The app was created as a joint venture between The Guardian Project and Freedom of the Press Foundation, of which Edward Snowden is board president.
“Imagine you are a journalist working in a hostile foreign country and you are worried about security services breaking into your hotel room and rifling through your belongings and computer while you are away,” reads the press release.
“Haven detects changes in the environment using the sensors in a typical smartphone to alert you if anyone enters your space or attempts to tamper with your devices while you aren’t there.”
The app then sends encrypted alerts to the user’s primary phone, allowing them to monitor the activity via a server on the dark web, known as Tor Onion.
It does not transmit information that third parties can access unless the user has SMS functionality turned on, which they can do for situations in which they would not otherwise be able to receive data.
The organisations behind the app have set up a donation page for those wishing to support its further development.
Former National Security Agency (NSA) contractor Mr Snowden has lived in exile in Moscow since 2013, after he leaked details of extensive internet and phone surveillance by US intelligence agencies.

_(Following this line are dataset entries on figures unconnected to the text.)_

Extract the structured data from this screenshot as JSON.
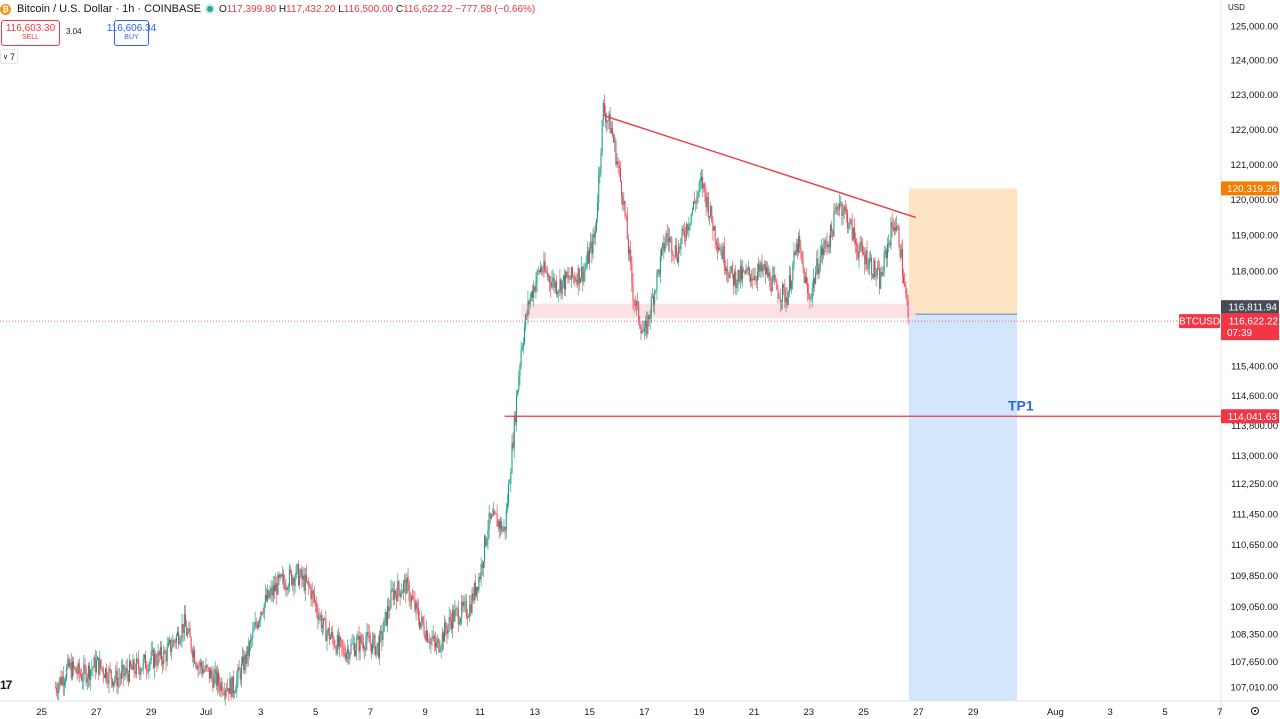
{
  "header": {
    "symbol_title": "Bitcoin / U.S. Dollar · 1h · COINBASE",
    "logo_letter": "₿",
    "ohlc": {
      "open_label": "O",
      "open": "117,399.80",
      "high_label": "H",
      "high": "117,432.20",
      "low_label": "L",
      "low": "116,500.00",
      "close_label": "C",
      "close": "116,622.22",
      "change": "−777.58 (−0.66%)"
    }
  },
  "trade": {
    "sell_price": "116,603.30",
    "sell_label": "SELL",
    "spread": "3.04",
    "buy_price": "116,606.34",
    "buy_label": "BUY"
  },
  "indicators_toggle": {
    "icon": "chevron-down-icon",
    "count": "7"
  },
  "price_axis": {
    "currency": "USD"
  },
  "settings_icon": "gear-icon",
  "watermark": "17",
  "colors": {
    "up": "#089981",
    "down": "#f23645",
    "trendline": "#f23645",
    "target_zone": "#fde5c4",
    "stop_zone": "#d4e6fb",
    "support_zone": "#fbdde0",
    "price_tag": "#f23645",
    "target_tag": "#f57c00",
    "entry_tag": "#474d57",
    "tp_label": "#2962ff"
  },
  "chart_data": {
    "type": "candlestick",
    "symbol": "BTCUSD",
    "interval": "1h",
    "y_axis": {
      "scale": "log",
      "ticks": [
        125000,
        124000,
        123000,
        122000,
        121000,
        120000,
        119000,
        118000,
        115400,
        114600,
        113800,
        113000,
        112250,
        111450,
        110650,
        109850,
        109050,
        108350,
        107650,
        107010
      ],
      "tick_labels": [
        "125,000.00",
        "124,000.00",
        "123,000.00",
        "122,000.00",
        "121,000.00",
        "120,000.00",
        "119,000.00",
        "118,000.00",
        "115,400.00",
        "114,600.00",
        "113,800.00",
        "113,000.00",
        "112,250.00",
        "111,450.00",
        "110,650.00",
        "109,850.00",
        "109,050.00",
        "108,350.00",
        "107,650.00",
        "107,010.00"
      ]
    },
    "x_axis": {
      "tick_labels": [
        "25",
        "27",
        "29",
        "Jul",
        "3",
        "5",
        "7",
        "9",
        "11",
        "13",
        "15",
        "17",
        "19",
        "21",
        "23",
        "25",
        "27",
        "29",
        "Aug",
        "3",
        "5",
        "7"
      ],
      "tick_days": [
        -6,
        -4,
        -2,
        0,
        2,
        4,
        6,
        8,
        10,
        12,
        14,
        16,
        18,
        20,
        22,
        24,
        26,
        28,
        31,
        33,
        35,
        37
      ]
    },
    "price_path": [
      {
        "day": -5.5,
        "price": 107000
      },
      {
        "day": -5.0,
        "price": 107500
      },
      {
        "day": -4.5,
        "price": 107300
      },
      {
        "day": -4.0,
        "price": 107600
      },
      {
        "day": -3.3,
        "price": 107200
      },
      {
        "day": -2.8,
        "price": 107400
      },
      {
        "day": -2.0,
        "price": 107700
      },
      {
        "day": -1.5,
        "price": 107800
      },
      {
        "day": -0.8,
        "price": 108600
      },
      {
        "day": -0.3,
        "price": 107600
      },
      {
        "day": 0.5,
        "price": 107100
      },
      {
        "day": 1.0,
        "price": 107000
      },
      {
        "day": 1.5,
        "price": 107800
      },
      {
        "day": 2.0,
        "price": 109000
      },
      {
        "day": 2.6,
        "price": 109600
      },
      {
        "day": 3.3,
        "price": 109900
      },
      {
        "day": 3.8,
        "price": 109500
      },
      {
        "day": 4.3,
        "price": 108500
      },
      {
        "day": 5.0,
        "price": 107900
      },
      {
        "day": 5.8,
        "price": 108200
      },
      {
        "day": 6.3,
        "price": 108000
      },
      {
        "day": 6.8,
        "price": 109400
      },
      {
        "day": 7.3,
        "price": 109600
      },
      {
        "day": 7.8,
        "price": 108700
      },
      {
        "day": 8.4,
        "price": 108000
      },
      {
        "day": 9.0,
        "price": 108800
      },
      {
        "day": 9.6,
        "price": 109000
      },
      {
        "day": 10.0,
        "price": 109900
      },
      {
        "day": 10.3,
        "price": 111200
      },
      {
        "day": 10.6,
        "price": 111300
      },
      {
        "day": 10.9,
        "price": 111000
      },
      {
        "day": 11.2,
        "price": 113400
      },
      {
        "day": 11.5,
        "price": 115900
      },
      {
        "day": 11.8,
        "price": 117200
      },
      {
        "day": 12.2,
        "price": 118100
      },
      {
        "day": 12.8,
        "price": 117600
      },
      {
        "day": 13.3,
        "price": 117800
      },
      {
        "day": 13.8,
        "price": 118000
      },
      {
        "day": 14.2,
        "price": 119000
      },
      {
        "day": 14.5,
        "price": 122600
      },
      {
        "day": 14.8,
        "price": 122000
      },
      {
        "day": 15.2,
        "price": 120200
      },
      {
        "day": 15.6,
        "price": 117300
      },
      {
        "day": 16.0,
        "price": 116200
      },
      {
        "day": 16.4,
        "price": 117600
      },
      {
        "day": 16.8,
        "price": 119000
      },
      {
        "day": 17.2,
        "price": 118500
      },
      {
        "day": 17.6,
        "price": 119400
      },
      {
        "day": 18.1,
        "price": 120500
      },
      {
        "day": 18.6,
        "price": 119000
      },
      {
        "day": 19.2,
        "price": 117800
      },
      {
        "day": 19.8,
        "price": 117900
      },
      {
        "day": 20.4,
        "price": 118000
      },
      {
        "day": 20.8,
        "price": 117500
      },
      {
        "day": 21.2,
        "price": 117300
      },
      {
        "day": 21.6,
        "price": 118800
      },
      {
        "day": 22.0,
        "price": 117200
      },
      {
        "day": 22.4,
        "price": 118400
      },
      {
        "day": 22.8,
        "price": 119000
      },
      {
        "day": 23.1,
        "price": 120000
      },
      {
        "day": 23.4,
        "price": 119500
      },
      {
        "day": 23.8,
        "price": 118600
      },
      {
        "day": 24.2,
        "price": 118300
      },
      {
        "day": 24.6,
        "price": 117700
      },
      {
        "day": 24.9,
        "price": 118800
      },
      {
        "day": 25.1,
        "price": 119400
      },
      {
        "day": 25.3,
        "price": 118900
      },
      {
        "day": 25.5,
        "price": 117500
      },
      {
        "day": 25.65,
        "price": 116622
      }
    ],
    "trendline": {
      "from": {
        "day": 14.5,
        "price": 122400
      },
      "to": {
        "day": 25.9,
        "price": 119500
      }
    },
    "support_zone": {
      "day_from": 11.5,
      "day_to": 25.9,
      "price_low": 116700,
      "price_high": 117100
    },
    "position": {
      "day_from": 25.65,
      "day_to": 29.6,
      "entry": 116811.94,
      "target": 120319.26,
      "stop_low": 107000
    },
    "tp1_level": {
      "price": 114041.63,
      "label": "TP1",
      "day_from": 10.9
    },
    "price_labels": {
      "target": "120,319.26",
      "entry": "116,811.94",
      "current_symbol": "BTCUSD",
      "current": "116,622.22",
      "countdown": "07:39",
      "tp1": "114,041.63"
    }
  }
}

In an interview about the new app, he told Wired magazine: “If you’re the secret police making people disappear, Haven changes the calculus of risk you have to go through.”
“You have to worry that every possible cell phone might be a witness.”
Some members of the public have questioned whether the app can be trusted given Mr Snowden’s involvement.
Wired tested the app itself and reported that it was extremely sensitive to movement.
It said that leaving the phone on top of a computer with a moving fan inside had created hundreds of alerts.